For me, peaches are a flavour of summer and something to be cherished for the few months they are available and tasting fabulous. In this grilled peach and tofu summer salad they play the lead and are joined by some savoury goodness in the shape of grilled tofu. The tofu also serves as a great protein source along with quinoa, which also happens to be a fantastic source of complex carbohydrates, making this a filling salad fit for a main meal if you wish. For greens I threw in some mixed baby greens and mangetout which adds some freshness and on top I like to drizzle balsamic glaze, lifting the sweetness of the peaches even more. As always I like to add lots of layers to my salad recipes and I hope you’ll enjoy these!
Malin x
Grilled Peach and Tofu Summer Salad
Serves 4
INGREDIENTS:
For the quinoa:
0,5 cup quinoa
1 cup water
0,25 tsp vegetable stock powder
To grill:
230 g block of firm herb marinated tofu
0,5 tbsp rapeseed oil or other high smoke point neutral tasting oil
4 peaches
150 g mangetout, divided
For the salad base:
120 g mixed baby greens
1,5 tbsp lemon juice
1,5 tbsp extra virgin olive oil
Salt and black pepper, to tast
To finish:
0,5 cup toasted walnuts
Balsamic glaze
METHOD:
Add dry quinoa, water and stock powder to a small saucepan or pot and stir to disperse the stock powder. Cover with a lid and bring to a boil. Once boiling turn down to a gentle simmer and leave until all the liquid has evaporated. This takes 15-20 minutes depending on the vigour of your simmer. Once cooked set aside to cool off a little. This can be done ahead of time or the day before as well if you prefer the quinoa completely cool in the salad.
Heat a griddle pan over medium heat (or use a barbecue for these next grill steps).
In the meantime cut the tofu into large bite sized pieces. I like to do triangles roughly an inch wide and a quarter inch thick but any flat shape will work, avoid cubes as they won’t hold griddle marks very well.
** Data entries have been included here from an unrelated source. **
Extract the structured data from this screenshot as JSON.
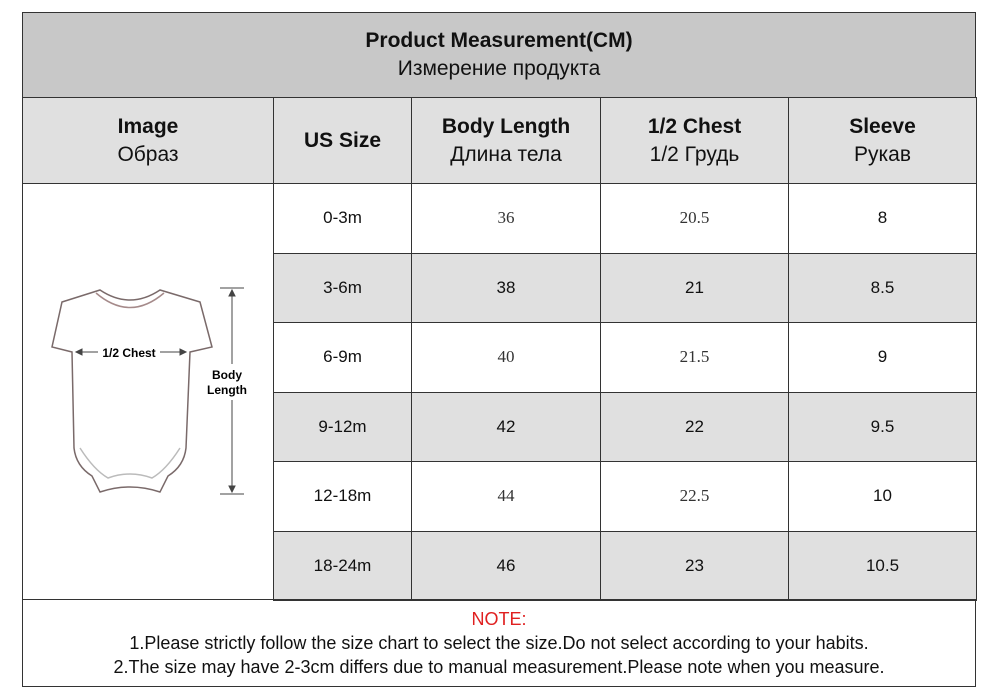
{
  "header": {
    "title": "Product Measurement(CM)",
    "subtitle": "Измерение продукта"
  },
  "table": {
    "columns": [
      [
        "Image",
        "Образ"
      ],
      [
        "US Size"
      ],
      [
        "Body Length",
        "Длина тела"
      ],
      [
        "1/2 Chest",
        "1/2 Грудь"
      ],
      [
        "Sleeve",
        "Рукав"
      ]
    ],
    "rows": [
      [
        "0-3m",
        "36",
        "20.5",
        "8"
      ],
      [
        "3-6m",
        "38",
        "21",
        "8.5"
      ],
      [
        "6-9m",
        "40",
        "21.5",
        "9"
      ],
      [
        "9-12m",
        "42",
        "22",
        "9.5"
      ],
      [
        "12-18m",
        "44",
        "22.5",
        "10"
      ],
      [
        "18-24m",
        "46",
        "23",
        "10.5"
      ]
    ]
  },
  "image": {
    "chest_label": "1/2 Chest",
    "length_label": [
      "Body",
      "Length"
    ]
  },
  "note": {
    "title": "NOTE:",
    "lines": [
      "1.Please strictly follow the size chart to select the size.Do not select according to your habits.",
      "2.The size may have 2-3cm differs due to manual measurement.Please note when you measure."
    ]
  }
}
Once the pan is hot brush the tofu pieces with oil on one side and place them in the pan. Grill them for 3-4 minutes on the first side or until they have charred griddle lines across one side. Brush the second side with oil before flipping and fry for 2-3 minutes or until the second side looks similar to the first. Set aside.
While the tofu is frying remove the stones from the peaches and cut each peach into 6-8 wedges, depending on their size. Once the tofu is done grill the peach wedges on both sides, over medium high heat, for just 1-2 minutes to give them the charred lines while not overcooking them. Set them aside with the tofu.
Finally add half of the magetout to the griddle pan and char quickly on both side in a similar fashion to the peaches.
While you keep an eye on the mangetout in the pan cut the other half of them into bite sized pieces. Add the fresh mangetout to a large bowl with the quinoa and mixed baby greens. Drizzle in the lemon juice and olive oil as well as season to taste. Toss to combine and plate up on a large serving tray or onto individual shallow bowls.
Layer with the grilled tofu, peaches and mangetout. Top with toasted hazelnuts and drizzle with balsamic glaze. Serve immeadiately for best results.